Item 6 of the Schedule 13D is hereby amended and supplemented to incorporate by reference the information set forth in Item 4 of this Amendment under the header “Merger Closing.”
SIGNATURES
After reasonable inquiry and to the best of my knowledge and belief, I certify that the information set forth in this statement is true, complete and correct.
Date: | July 22, 2024 |
SherpaVentures Fund II, LP | ||
By: SherpaVentures Fund II GP, LLC | ||
Its: General Partner | ||
By: | /s/ Scott Stanford | |
Scott Stanford, Manager | ||
SherpaVentures Fund II GP, LLC | ||
By: | /s/ Scott Stanford | |
Scott Stanford, Manager | ||
Eagle Creek Capital, LLC | ||
By: | /s/ Scott Stanford | |
Scott Stanford, Manager | ||
/s/ Scott Stanford | ||
Scott Stanford |
The original statement shall be signed by each person on whose behalf the statement is filed or his authorized representative.

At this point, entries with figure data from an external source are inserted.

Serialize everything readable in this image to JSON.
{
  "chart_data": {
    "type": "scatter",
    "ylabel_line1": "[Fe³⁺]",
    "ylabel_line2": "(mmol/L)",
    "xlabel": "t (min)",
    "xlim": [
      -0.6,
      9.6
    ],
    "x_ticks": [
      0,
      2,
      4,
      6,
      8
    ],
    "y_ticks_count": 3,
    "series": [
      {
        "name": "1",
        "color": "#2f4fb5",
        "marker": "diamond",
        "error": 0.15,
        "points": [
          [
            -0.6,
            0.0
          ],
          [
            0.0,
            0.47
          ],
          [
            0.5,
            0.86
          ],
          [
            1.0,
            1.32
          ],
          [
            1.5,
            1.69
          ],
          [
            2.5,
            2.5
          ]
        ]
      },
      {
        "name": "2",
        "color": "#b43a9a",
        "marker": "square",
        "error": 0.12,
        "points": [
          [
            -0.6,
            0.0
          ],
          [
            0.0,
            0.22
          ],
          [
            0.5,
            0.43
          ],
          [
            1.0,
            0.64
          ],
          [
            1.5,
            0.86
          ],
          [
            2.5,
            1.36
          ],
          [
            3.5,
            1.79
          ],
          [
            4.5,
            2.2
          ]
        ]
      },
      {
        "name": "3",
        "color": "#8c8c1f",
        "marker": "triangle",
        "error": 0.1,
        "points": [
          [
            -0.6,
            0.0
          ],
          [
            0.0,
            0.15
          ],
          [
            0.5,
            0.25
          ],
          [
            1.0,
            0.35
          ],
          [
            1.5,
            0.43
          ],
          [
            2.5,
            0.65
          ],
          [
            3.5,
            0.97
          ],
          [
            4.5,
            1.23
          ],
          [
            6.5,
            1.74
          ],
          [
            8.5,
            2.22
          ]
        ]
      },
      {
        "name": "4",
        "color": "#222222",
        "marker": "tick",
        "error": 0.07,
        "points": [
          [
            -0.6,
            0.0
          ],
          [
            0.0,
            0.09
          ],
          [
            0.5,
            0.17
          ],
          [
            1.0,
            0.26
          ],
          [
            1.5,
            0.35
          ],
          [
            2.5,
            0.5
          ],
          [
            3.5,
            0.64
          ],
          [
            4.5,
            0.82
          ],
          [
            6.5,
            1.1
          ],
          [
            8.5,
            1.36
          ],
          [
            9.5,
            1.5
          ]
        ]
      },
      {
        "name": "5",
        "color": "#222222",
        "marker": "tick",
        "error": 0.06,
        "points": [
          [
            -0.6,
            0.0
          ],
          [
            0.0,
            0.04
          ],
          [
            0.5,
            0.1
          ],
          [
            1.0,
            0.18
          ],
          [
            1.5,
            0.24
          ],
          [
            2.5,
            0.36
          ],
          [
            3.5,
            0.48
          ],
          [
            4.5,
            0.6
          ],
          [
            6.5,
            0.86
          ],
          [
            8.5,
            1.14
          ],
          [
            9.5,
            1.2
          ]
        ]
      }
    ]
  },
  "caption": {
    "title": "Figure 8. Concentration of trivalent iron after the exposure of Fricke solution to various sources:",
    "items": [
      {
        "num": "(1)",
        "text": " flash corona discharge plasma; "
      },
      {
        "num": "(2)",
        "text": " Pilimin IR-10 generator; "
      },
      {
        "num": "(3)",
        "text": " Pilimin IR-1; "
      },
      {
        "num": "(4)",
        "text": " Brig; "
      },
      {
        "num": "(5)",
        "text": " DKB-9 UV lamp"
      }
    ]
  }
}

If the statement is signed on behalf of a person by his authorized representative (other than an executive officer or general partner of the filing person), evidence of the representative's authority to sign on behalf of such person shall be filed with the statement: provided, however, that a power of attorney for this purpose which is already on file with the Commission may be incorporated by reference. The name and any title of each person who signs the statement shall be typed or printed beneath his signature.